Make sure you know what you're getting into and have a backup plan (BTW, the nationwide tour is now called the web.com tour).
One can make a lot of progress on one's handicap in a short amount of time. Heck, there's people on here playing to a 5 or lower who only started a year ago (and I hate them).
But the difference between 5 and scratch is HUGE. The difference between a scratch and +4 is exponentially larger than that. A lot of us can get to scratch eventually. Very few of us could get consistently in the +5 range, which is what it takes to make it on one of those tours.
Additionally, life on the mini-tours is a very tough life if you're not one of the better money earners. It's long drives (no money to fly) and Motel 6's. It's having to take a second job to earn enough to pay your expenses. Look at Bri Vega, who won Big Break VI, was a collegiate golfer and has won numerous amateur competitions. She's on the Symetra Tour (the LPGA equivalent to web.com) and her CAREER earnings are $57,043, and that's after 7-years on tour.

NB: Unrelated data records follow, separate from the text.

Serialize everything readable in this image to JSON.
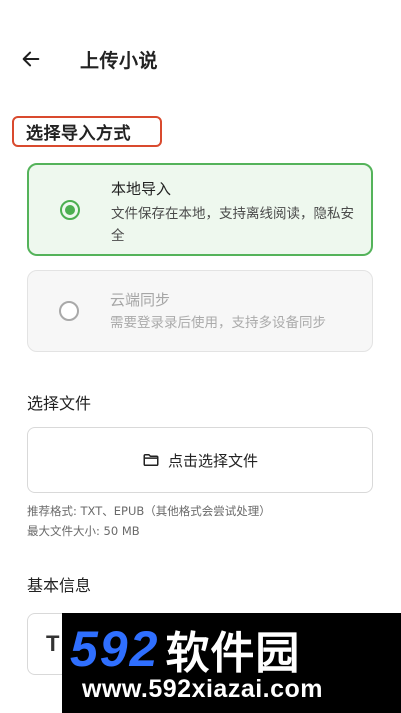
{
  "header": {
    "back_icon": "arrow-left-icon",
    "title": "上传小说"
  },
  "import_mode": {
    "section_title": "选择导入方式",
    "highlight_color": "#d94a2e",
    "options": [
      {
        "label": "本地导入",
        "description": "文件保存在本地，支持离线阅读，隐私安全",
        "selected": true,
        "enabled": true
      },
      {
        "label": "云端同步",
        "description": "需要登录录后使用，支持多设备同步",
        "selected": false,
        "enabled": false
      }
    ]
  },
  "file": {
    "section_title": "选择文件",
    "button_icon": "folder-icon",
    "button_label": "点击选择文件",
    "hint_formats": "推荐格式: TXT、EPUB（其他格式会尝试处理）",
    "hint_size": "最大文件大小: 50 MB"
  },
  "basic_info": {
    "section_title": "基本信息",
    "field_glyph": "T"
  },
  "watermark": {
    "brand_digits": "592",
    "brand_text": "软件园",
    "url": "www.592xiazai.com"
  },
  "colors": {
    "accent_green": "#4caf50",
    "selected_bg": "#eef8ee",
    "watermark_blue": "#2f6fff"
  }
}
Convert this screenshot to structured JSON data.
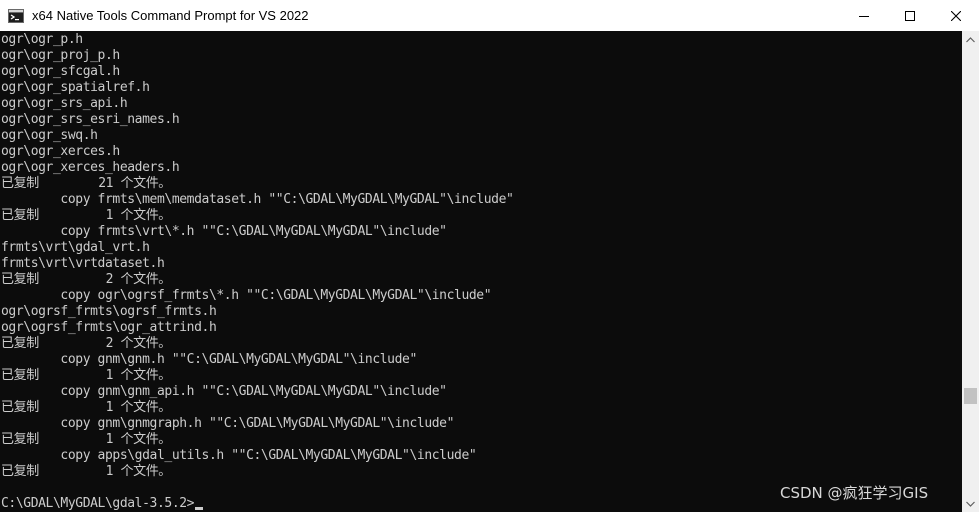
{
  "window": {
    "title": "x64 Native Tools Command Prompt for VS 2022",
    "icon": "console-icon",
    "controls": [
      "minimize-icon",
      "maximize-icon",
      "close-icon"
    ]
  },
  "console": {
    "lines": [
      "ogr\\ogr_p.h",
      "ogr\\ogr_proj_p.h",
      "ogr\\ogr_sfcgal.h",
      "ogr\\ogr_spatialref.h",
      "ogr\\ogr_srs_api.h",
      "ogr\\ogr_srs_esri_names.h",
      "ogr\\ogr_swq.h",
      "ogr\\ogr_xerces.h",
      "ogr\\ogr_xerces_headers.h",
      "已复制        21 个文件。",
      "        copy frmts\\mem\\memdataset.h \"\"C:\\GDAL\\MyGDAL\\MyGDAL\"\\include\"",
      "已复制         1 个文件。",
      "        copy frmts\\vrt\\*.h \"\"C:\\GDAL\\MyGDAL\\MyGDAL\"\\include\"",
      "frmts\\vrt\\gdal_vrt.h",
      "frmts\\vrt\\vrtdataset.h",
      "已复制         2 个文件。",
      "        copy ogr\\ogrsf_frmts\\*.h \"\"C:\\GDAL\\MyGDAL\\MyGDAL\"\\include\"",
      "ogr\\ogrsf_frmts\\ogrsf_frmts.h",
      "ogr\\ogrsf_frmts\\ogr_attrind.h",
      "已复制         2 个文件。",
      "        copy gnm\\gnm.h \"\"C:\\GDAL\\MyGDAL\\MyGDAL\"\\include\"",
      "已复制         1 个文件。",
      "        copy gnm\\gnm_api.h \"\"C:\\GDAL\\MyGDAL\\MyGDAL\"\\include\"",
      "已复制         1 个文件。",
      "        copy gnm\\gnmgraph.h \"\"C:\\GDAL\\MyGDAL\\MyGDAL\"\\include\"",
      "已复制         1 个文件。",
      "        copy apps\\gdal_utils.h \"\"C:\\GDAL\\MyGDAL\\MyGDAL\"\\include\"",
      "已复制         1 个文件。",
      ""
    ],
    "prompt": "C:\\GDAL\\MyGDAL\\gdal-3.5.2>"
  },
  "watermark": "CSDN @疯狂学习GIS",
  "colors": {
    "console_bg": "#0c0c0c",
    "console_fg": "#cccccc",
    "titlebar_bg": "#ffffff",
    "scrollbar_bg": "#f0f0f0"
  }
}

That is not to dissuade you from your dream. Not at all. On the other end, look at Tommy "Two-Gloves" Gainey, who failed to win Big Break IV, did win Big Break VII and is just a country boy with a very unconventional homemade swing. If you'd asked a thousand golfers whether he'd make it on the PGA tour or even the web.com tour for that matter, probably 95% would have said "No way. He'll wash out with that swing." But after a lot of perseverance, he made the PGA tour, made $2 million last year, and 1.5 million this year, with a PGA tour win to boot.
So absolutely go for it. Just be realistic and know what you're going to do if it doesn't work out, or be prepared for a hard life if success doesn't come immediately but you want to keep chasing the dream.